花の都の動物弁護士、姫様とさよならする?🐕🐁🐈🐇🐖🐦

 王様とネズミが対決した裁判はこのようにして無事に解決したのである。


 そして、その日の夜に宮殿のパレ・ロワイヤルで行なわれた舞踏会は、マリー姫を歓迎するためにとても華やかで盛大なものとなった。


 この舞踏会の主役はもちろんマリーだったが、裁判で大活躍した動物弁護士のシャサネンも招かれた。シャサネンは、


「辛い裁判をともに戦った同志であるネズミのムナールも舞踏会に招待してあげたいのですが……」


 と、ルイ十四世にお願いしたのだが、


「宮殿の舞踏会にネズミを招いたら、貴婦人たちがおどろいて大変な騒動になってしまうだろう」


 と断られ、かわりにムナールにはルイ十四世がいつも食べている超高級チーズが贈られた。もちろん、ムナールはすごくうれしそうにチーズを食べていた。

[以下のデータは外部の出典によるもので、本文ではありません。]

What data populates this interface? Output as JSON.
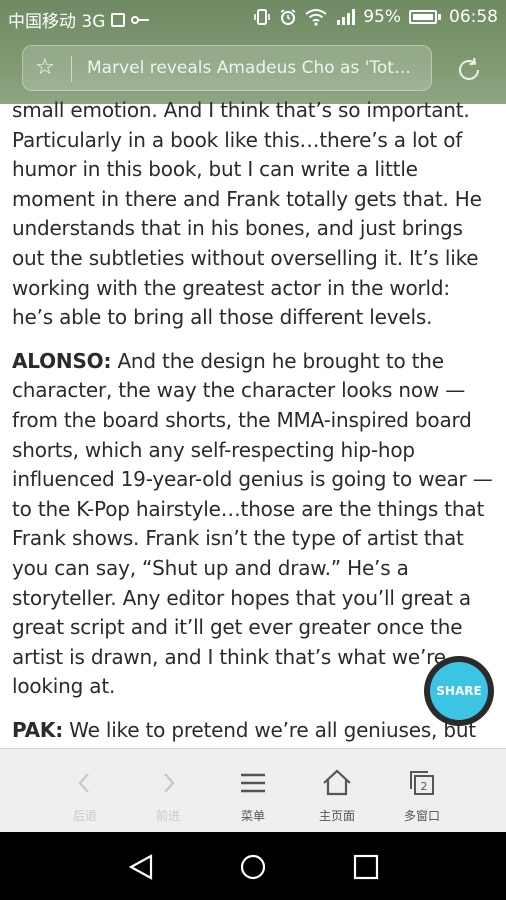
{
  "status_bar": {
    "carrier": "中国移动 3G",
    "battery": "95%",
    "time": "06:58"
  },
  "address_bar": {
    "page_title": "Marvel reveals Amadeus Cho as 'Totally Awesome Hulk'"
  },
  "article": {
    "paragraph_1": "small emotion. And I think that’s so important. Particularly in a book like this…there’s a lot of humor in this book, but I can write a little moment in there and Frank totally gets that. He understands that in his bones, and just brings out the subtleties without overselling it. It’s like working with the greatest actor in the world: he’s able to bring all those different levels.",
    "paragraph_2_speaker": "ALONSO:",
    "paragraph_2": "And the design he brought to the character, the way the character looks now — from the board shorts, the MMA-inspired board shorts, which any self-respecting hip-hop influenced 19-year-old genius is going to wear — to the K-Pop hairstyle…those are the things that Frank shows. Frank isn’t the type of artist that you can say, “Shut up and draw.” He’s a storyteller. Any editor hopes that you’ll great a great script and it’ll get ever greater once the artist is drawn, and I think that’s what we’re looking at.",
    "paragraph_3_speaker": "PAK:",
    "paragraph_3": "We like to pretend we’re all geniuses, but"
  },
  "share_button": {
    "label": "SHARE"
  },
  "toolbar": {
    "back_label": "后退",
    "forward_label": "前进",
    "menu_label": "菜单",
    "home_label": "主页面",
    "windows_label": "多窗口",
    "windows_count": "2"
  },
  "colors": {
    "header_bg": "#7e9870",
    "share_accent": "#3cc4e4",
    "toolbar_bg": "#efefef"
  }
}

 というわけで、シャサネンは特別ゲストとして舞踏会にやって来たのだが……。


「僕は踊れないんだった……。踊ることができないのに、舞踏会に来ても意味が無いよ。とほほ……」


 豪華な服装の貴族たちが美しい貴婦人と手を取り合って優雅に踊っているのを舞踏会広間のすみっこで見つめながら、シャサネンはそうぼやいていた。


「サラさん、ちゃっかりダルタニャンどのと踊ってもらっているみたいだな。いいなぁ、一緒に踊ってくれる相手がいて……。だれか下手くそな僕でも笑わずに踊ってくれる人はいないだろうか……」


 そうつぶやいたシャサネンは、(マリー様が声をかけてくれたら……)と思い、すぐに(そんなバカなこと、あるもんか! 身のほどをわきまえろ! あの子はプリンセスなんだぞ!)と自分を心の中で叱った。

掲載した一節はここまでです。